Wacana pembuatan uang braille dari Badan Pemenangan Nasional Prabowo Subianto-Sandiaga Uno dianggap tak mampu mengatasi persoalan yang dihadapi para penyandang disabilitas. Pendiri Lembaga Advokasi Inklusi Disabilitas (Audisi) Yustitia Arif menilai uang braille berpotensi membuat para penyandang semakin terkucil.
Karenanya, rencana tersebut dinilai tidak memiliki semangat inklusivitas atau kesetaraan. “Kalau mencetak uang braille, kita menjadi ekslusif,” kata Yustitia di Posko Cemara, Jakarta, Rabu (21/11).
Keberpihakan terhadap para penyandang disabilitas tidak bisa diterapkan melalui pembuatan uang braille. Seharusnya, menurut Yustitia, keberpihakan dilakukan dengan mendorong edukasi kepada masyarakat bahwa penyandang disabilitas merupakan bagian dari keberagaman.
Langkah tersebut sebenarnya telah dilakukan di pemerintahan Joko Widodo dengan penerbitan Undang-Undang Nomor 8 Tahun 2016 tentang Disabilitas. Aturan ini dinilai lebih baik dibandingkan ketentuan sebelumnya yakni UU Nomor 4 Tahun 1997.
Sebab, aturan teranyar memiliki perspektif yang lebih ramah hak asasi manusia, sementara UU Nomor 4 Tahun 1997 berorientasi medis. “Ini bukti bahwa concern beliau ada,” kata Yustitia. (Baca juga: Pasar Tradisional, Pertempuran Jokowi-Sandiaga di Pemilih Segmen Bawah).
Namun aturan itu dirasa tak cukup. Implementasi UU Nomor 8 Tahun 2016 belum optimal. Contohnya, meski kebijakan itu sudah memberikan kuota lapangan pekerjaan bagi disabilitas di pemerintahan maupun swasta, syarat lowongan kerja masih cenderung diskriminatif. Misalnya, syarat tersebut meminta para pelamar kerja sehat jasmani dan rohani.
Masyarakat pun masih banyak menilai infrastruktur berupa akses terhadap penyandang disabiitas tidak begitu diperlukan. Padahal, infrastruktur itu penting untuk membantu para penyandang disabilitas untuk bisa berkegiatan.

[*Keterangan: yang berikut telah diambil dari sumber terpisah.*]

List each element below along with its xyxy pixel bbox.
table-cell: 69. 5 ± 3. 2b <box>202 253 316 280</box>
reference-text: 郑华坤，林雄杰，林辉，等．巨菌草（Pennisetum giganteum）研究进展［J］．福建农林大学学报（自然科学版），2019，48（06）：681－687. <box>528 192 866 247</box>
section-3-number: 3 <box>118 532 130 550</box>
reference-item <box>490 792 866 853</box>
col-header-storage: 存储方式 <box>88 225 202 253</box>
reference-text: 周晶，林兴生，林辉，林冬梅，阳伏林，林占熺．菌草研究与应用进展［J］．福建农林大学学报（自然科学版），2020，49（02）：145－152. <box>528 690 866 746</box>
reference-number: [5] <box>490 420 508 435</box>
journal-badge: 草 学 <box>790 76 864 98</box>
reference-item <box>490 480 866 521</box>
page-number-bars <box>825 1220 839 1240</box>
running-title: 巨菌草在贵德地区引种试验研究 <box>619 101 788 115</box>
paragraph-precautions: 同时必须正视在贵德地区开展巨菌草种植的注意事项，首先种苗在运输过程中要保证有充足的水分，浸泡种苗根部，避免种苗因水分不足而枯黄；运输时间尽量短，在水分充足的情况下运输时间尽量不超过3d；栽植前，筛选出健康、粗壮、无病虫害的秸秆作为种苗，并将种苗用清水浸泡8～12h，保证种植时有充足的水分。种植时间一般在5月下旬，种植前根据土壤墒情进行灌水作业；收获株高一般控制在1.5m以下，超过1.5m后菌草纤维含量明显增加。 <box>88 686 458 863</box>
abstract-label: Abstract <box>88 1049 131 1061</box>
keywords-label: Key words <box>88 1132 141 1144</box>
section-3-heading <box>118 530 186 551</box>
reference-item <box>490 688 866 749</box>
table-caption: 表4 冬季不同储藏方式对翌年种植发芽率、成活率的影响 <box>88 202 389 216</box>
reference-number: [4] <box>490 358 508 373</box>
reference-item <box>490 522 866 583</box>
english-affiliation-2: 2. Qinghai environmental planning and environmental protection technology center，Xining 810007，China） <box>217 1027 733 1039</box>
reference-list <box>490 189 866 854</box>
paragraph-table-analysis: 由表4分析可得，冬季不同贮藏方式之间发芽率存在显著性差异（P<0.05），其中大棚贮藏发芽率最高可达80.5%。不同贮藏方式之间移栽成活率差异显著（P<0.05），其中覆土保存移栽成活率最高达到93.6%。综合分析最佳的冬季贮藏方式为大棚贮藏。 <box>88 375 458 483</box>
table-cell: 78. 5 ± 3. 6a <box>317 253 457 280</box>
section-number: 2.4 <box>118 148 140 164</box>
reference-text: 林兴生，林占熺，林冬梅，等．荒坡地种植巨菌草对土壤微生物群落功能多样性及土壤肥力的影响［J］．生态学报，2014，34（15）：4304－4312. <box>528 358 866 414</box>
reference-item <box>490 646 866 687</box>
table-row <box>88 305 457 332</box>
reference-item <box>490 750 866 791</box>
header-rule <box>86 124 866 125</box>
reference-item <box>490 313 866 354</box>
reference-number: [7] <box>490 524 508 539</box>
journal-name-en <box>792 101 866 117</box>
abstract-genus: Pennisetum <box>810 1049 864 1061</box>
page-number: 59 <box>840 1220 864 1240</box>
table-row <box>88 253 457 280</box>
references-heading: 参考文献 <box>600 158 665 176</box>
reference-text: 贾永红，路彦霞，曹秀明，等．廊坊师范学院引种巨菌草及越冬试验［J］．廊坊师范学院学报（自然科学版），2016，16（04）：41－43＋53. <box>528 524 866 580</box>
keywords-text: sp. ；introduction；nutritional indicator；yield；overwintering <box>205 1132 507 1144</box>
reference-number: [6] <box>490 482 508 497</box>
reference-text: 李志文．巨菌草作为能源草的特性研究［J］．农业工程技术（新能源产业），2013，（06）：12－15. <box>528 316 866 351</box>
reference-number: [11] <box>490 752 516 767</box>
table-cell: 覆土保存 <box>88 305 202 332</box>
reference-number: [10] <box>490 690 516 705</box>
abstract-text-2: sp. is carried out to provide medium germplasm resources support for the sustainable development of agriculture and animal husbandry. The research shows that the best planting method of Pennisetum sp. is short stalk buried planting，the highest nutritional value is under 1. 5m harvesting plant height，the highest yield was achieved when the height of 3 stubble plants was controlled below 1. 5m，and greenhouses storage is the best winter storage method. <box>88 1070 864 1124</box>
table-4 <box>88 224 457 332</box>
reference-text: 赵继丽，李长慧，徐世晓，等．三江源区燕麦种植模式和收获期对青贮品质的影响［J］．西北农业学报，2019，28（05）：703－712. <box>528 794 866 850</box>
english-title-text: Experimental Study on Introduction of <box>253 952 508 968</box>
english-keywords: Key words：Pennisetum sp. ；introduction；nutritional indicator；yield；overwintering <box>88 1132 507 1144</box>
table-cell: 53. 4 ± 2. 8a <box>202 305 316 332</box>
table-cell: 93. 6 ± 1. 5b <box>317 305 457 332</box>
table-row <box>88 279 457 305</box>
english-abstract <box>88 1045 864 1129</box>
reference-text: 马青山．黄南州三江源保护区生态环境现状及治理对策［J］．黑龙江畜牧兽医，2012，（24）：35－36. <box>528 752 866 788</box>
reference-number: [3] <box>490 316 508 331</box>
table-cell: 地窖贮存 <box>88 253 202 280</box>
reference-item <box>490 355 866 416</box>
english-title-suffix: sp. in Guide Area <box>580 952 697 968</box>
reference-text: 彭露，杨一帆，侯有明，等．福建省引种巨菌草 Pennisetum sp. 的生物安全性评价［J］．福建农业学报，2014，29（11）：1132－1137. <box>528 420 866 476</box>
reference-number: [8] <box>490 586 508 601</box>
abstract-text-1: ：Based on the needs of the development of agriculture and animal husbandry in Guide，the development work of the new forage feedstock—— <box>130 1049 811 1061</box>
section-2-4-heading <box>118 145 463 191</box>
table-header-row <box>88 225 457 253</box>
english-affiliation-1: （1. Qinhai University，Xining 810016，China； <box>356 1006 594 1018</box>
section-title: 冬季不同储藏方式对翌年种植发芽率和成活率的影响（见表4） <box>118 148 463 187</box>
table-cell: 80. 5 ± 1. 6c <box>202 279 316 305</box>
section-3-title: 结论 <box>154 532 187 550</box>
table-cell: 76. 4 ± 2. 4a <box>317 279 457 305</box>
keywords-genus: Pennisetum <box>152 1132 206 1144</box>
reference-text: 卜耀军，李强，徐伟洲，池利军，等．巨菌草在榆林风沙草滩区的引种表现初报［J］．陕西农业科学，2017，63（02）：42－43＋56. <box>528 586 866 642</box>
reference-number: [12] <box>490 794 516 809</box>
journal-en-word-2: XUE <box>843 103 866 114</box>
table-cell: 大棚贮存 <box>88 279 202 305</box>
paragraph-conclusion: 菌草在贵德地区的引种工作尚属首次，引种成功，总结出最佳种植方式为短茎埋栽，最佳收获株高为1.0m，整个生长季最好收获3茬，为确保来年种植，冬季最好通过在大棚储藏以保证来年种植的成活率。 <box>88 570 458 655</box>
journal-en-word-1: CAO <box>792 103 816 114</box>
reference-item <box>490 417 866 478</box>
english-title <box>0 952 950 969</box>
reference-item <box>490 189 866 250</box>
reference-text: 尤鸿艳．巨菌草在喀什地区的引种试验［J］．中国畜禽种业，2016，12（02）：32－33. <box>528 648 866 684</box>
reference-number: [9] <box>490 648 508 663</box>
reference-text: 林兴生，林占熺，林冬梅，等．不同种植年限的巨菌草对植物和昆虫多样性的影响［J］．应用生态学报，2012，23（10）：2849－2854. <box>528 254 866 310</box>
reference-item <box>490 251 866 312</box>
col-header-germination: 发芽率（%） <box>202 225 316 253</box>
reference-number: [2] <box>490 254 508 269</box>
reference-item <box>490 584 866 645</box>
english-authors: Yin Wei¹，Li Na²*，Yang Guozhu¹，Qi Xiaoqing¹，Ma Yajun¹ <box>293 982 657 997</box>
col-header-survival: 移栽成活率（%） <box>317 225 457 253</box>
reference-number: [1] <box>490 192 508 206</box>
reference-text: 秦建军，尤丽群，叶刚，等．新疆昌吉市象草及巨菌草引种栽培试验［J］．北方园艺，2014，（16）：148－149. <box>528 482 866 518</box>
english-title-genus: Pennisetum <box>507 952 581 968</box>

Lebih lanjut, akses tersebut dapat berguna bagi masyarakat secara umum ketika mereka tertimpa kecelakaan. “Misalnya keseleo, adanya akses lift bisa sangat berguna,” kata dia. (Baca pula: Saling Serang, Ini Beda Gaya Komunikasi Politik Jokowi dan Prabowo).
Karenanya, pemerintah Jokowi saat ini tengah menggodok delapan rancangan Peraturan Pemerintah (RPP) sebagai turunan dari UU Nomor 8 Tahun 2016. RPP ini melibatkan delapan kementerian sehingga dapat mendorong inklusivitas lebih luas bagi para penyandang disabilitas.
Staf Ahli Kantor Staf Presiden (KSP) Kedeputian Urusan Politik, Hukum, Pertahanan, Keamanan, dan HAM Strategis Sunarman Sukamto mengatakan, delapan RPP ini akan segera difinalisasi dengan uji publik dalam waktu dekat. “RPP kami harapkan bisa diteken jokowi akhir tahun ini,” kata Sunarman.
Sebelumnya, wacana pembuatan uang braille disampaikan Direktur Komunikasi dan Media Badan Pemenangan Nasional (BPN) Prabowo-Sandi, Hashim Djojohadikusumo. Menurut dia, rencana itu merupakan aspirasi dari kalangan tunanetra yang banyak bekerja di panti pijat.
Mereka kerap kali ditipu lantaran tak mengetahui nominal uang yang diterima usai memijat dengan memberikan uang yang nominalnya tak sesuai dengan tarif. “Itu ide saya untuk bikin mata uang braille,” kata Hashim.